Parallel general functions using Dask

Dask is commonly used for data processing in parallel compute. However I wanted to quickly explore using dask for parallel processing of generic python functions.

Full script available at: https://github.com/stanton119/data-analysis/tree/master/tools_python/parallel_processing/dask_vs_multiprocessing.py

This can apply to functions like making http requests etc.. If we need to make a series of requests, running those within a for loop etc. would be fairly slow as we wait for a response for each call before moving on.

For this quick example we can make a http request, or to make it more fair we can mock that with a simple sleep command:

def fetch_results(date):
    date_str = date.strftime("%Y-%m-%d")
    r = requests.get(
        f"https://api.carbonintensity.org.uk/intensity/date/{date_str}"
    )
    return r.json()


def fetch_results_mock(date):
    time.sleep(0.2)
    return date

fcn = fetch_results
params = pd.date_range(datetime(2020, 1, 1), periods=20).tolist()

For a baseline we can run the above query with a for loop and also the map command to iterate through the list of dates sequentially.

# for loop
t1 = timeit.default_timer()
results_for = list()
for param in params:
    results_for.append(fcn(param))
t2 = timeit.default_timer()
t_for = t2 - t1
print(f"For loop: {t_for:.1f}")

# map
t1 = timeit.default_timer()
results_map = list(map(fcn, params))
t2 = timeit.default_timer()
t_map = t2 - t1
print(f"Map: {t_map:.1f}")

These do the same thing so no surprises that they return similar times:

For loop: 4.1
Map: 4.1

Now let’s parallelise the calls.

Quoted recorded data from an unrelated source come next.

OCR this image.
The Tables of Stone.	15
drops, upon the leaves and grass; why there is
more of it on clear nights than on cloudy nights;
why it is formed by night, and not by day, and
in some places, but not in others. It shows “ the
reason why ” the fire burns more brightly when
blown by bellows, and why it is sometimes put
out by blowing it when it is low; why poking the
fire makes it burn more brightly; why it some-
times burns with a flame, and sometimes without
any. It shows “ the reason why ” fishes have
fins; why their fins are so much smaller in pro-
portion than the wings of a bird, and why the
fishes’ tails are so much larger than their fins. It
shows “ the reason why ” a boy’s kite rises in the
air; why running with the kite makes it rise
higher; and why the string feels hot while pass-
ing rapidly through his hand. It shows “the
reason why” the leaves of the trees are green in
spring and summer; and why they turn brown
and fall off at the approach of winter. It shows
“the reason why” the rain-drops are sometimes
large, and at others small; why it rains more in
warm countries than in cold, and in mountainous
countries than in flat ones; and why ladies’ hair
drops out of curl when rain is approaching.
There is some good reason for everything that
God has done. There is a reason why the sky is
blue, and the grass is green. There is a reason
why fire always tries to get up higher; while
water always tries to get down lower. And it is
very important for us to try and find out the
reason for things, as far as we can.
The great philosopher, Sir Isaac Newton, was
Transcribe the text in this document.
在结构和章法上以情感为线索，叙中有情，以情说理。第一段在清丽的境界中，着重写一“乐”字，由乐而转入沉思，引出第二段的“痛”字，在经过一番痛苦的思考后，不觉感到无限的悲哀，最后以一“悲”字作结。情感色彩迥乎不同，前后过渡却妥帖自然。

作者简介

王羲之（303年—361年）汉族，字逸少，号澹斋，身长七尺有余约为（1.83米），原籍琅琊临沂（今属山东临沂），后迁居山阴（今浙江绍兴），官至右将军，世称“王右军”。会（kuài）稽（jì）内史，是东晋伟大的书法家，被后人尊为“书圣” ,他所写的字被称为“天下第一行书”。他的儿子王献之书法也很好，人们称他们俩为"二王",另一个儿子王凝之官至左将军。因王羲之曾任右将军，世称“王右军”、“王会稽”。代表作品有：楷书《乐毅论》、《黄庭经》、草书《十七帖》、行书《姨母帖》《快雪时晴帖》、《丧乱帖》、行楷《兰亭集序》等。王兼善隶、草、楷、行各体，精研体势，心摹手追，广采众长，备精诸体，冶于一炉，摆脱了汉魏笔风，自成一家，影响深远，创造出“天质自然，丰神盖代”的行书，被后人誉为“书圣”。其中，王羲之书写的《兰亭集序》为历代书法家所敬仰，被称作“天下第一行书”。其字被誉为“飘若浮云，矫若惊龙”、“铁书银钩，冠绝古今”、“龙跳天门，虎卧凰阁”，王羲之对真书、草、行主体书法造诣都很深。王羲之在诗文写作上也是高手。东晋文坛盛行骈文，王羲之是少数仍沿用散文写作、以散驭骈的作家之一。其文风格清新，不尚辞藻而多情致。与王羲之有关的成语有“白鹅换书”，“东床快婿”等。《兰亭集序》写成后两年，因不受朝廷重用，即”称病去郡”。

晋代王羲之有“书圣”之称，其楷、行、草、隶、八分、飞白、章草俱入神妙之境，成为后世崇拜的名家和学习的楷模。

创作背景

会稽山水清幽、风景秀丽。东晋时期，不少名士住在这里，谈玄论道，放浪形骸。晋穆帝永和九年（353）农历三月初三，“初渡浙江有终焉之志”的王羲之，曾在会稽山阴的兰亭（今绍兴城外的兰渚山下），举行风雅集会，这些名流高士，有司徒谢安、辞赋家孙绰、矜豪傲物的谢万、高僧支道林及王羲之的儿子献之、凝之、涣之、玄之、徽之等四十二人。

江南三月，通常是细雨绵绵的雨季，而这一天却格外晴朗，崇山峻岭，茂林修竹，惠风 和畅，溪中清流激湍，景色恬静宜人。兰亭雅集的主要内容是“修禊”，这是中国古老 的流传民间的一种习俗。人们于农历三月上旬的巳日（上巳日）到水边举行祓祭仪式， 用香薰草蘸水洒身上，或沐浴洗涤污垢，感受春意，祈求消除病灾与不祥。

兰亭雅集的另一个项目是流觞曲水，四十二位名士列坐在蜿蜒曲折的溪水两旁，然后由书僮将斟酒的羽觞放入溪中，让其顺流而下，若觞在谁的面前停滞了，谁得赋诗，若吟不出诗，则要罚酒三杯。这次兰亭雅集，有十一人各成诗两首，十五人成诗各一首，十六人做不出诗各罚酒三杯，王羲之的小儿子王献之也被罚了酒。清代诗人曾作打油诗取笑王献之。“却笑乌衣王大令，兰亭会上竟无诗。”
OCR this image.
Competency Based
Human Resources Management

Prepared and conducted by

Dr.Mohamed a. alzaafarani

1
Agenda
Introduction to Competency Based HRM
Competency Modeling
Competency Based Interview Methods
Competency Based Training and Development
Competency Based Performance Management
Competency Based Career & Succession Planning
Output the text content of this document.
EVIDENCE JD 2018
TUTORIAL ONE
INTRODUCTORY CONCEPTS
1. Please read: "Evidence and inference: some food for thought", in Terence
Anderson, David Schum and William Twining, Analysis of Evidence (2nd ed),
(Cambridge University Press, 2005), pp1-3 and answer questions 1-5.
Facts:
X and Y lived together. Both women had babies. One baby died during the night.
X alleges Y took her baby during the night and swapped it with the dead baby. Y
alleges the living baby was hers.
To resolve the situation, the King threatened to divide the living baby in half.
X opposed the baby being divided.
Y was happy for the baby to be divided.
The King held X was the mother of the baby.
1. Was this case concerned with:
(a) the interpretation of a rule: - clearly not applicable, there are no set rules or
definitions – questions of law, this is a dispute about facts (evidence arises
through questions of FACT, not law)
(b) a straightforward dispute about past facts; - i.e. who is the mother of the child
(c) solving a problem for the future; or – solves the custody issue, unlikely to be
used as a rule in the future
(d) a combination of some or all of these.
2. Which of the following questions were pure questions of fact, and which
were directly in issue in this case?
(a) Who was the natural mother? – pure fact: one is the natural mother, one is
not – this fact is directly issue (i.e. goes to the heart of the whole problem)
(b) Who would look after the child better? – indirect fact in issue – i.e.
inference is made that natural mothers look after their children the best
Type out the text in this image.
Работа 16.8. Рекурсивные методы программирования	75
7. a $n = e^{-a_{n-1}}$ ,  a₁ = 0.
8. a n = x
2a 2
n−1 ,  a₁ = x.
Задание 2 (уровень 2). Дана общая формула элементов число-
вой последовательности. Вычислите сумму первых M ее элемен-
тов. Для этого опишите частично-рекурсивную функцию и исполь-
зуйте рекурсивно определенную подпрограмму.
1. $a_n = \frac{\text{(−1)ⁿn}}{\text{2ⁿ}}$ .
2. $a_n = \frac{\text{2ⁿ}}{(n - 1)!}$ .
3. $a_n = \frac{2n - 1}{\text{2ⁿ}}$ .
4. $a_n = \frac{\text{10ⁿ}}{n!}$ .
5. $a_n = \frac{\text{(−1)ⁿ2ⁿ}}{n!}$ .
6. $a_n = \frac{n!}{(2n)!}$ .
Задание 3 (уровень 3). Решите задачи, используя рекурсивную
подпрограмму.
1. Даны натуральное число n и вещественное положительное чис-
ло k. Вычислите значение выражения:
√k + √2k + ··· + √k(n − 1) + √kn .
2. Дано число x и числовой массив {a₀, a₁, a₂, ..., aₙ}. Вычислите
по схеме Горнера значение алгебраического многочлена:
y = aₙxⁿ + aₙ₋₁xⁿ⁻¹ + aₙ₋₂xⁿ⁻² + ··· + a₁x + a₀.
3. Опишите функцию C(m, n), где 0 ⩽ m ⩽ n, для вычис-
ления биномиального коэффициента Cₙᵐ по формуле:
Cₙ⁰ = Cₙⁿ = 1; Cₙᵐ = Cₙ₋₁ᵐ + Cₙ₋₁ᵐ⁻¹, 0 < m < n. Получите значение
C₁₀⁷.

We could typically use multiprocessing to split out the jobs and combine them at the end. Multiprocessing requires some particular code design, which can make it slightly more cumbersome when doing interactive exploration. Also to note, multiprocessing doesn’t seem to work well with Jupyter sessions/ipython - StackOverflow.

# multiprocessing
mp = multiprocessing.Pool(8)
t1 = timeit.default_timer()
results_mp = mp.map(fcn, params)
t2 = timeit.default_timer()
t_mp = t2 - t1
print(f"Multiprocessing: {t_mp:.1f}")

By running in parallel with 8 nodes we see a speed up:

Multiprocessing: 1.6

Using dask seemed a bit easier. We use the dask.delayed function call to take in a generic python function. This allows it to be distributed to the various dask nodes. We can then call it as normal with the list of dates.

In this case I’m running it locally should the nodes will spin up when needed locally. Dask uses delayed computation, so the processing only takes place when we need the results. Here I wanted them straight back, so we call the dask.compute function to start the processing.

# dask
t1 = timeit.default_timer()
results_dask = list(map(dask.delayed(fcn), params))
results_dask = dask.compute(results_dask)[0]
t2 = timeit.default_timer()
t_dask = t2 - t1
print(f"Dask: {t_dask:.1f}")

We similarly get a good improvement in time compared to the sequential processing.

Dask: 0.6

The difference between multiprocessing and dask may not be too repeatable. The time spent processing in either case will depend on the number of nodes we spin up. The start the multiprocessing pool can take some time so I left it out the timing loop. Dask may do this at import or not, if it does not, then it seems to be quite quick…

In summary - to setup parallel work in dask is easy, and more straight forward than multiprocessing.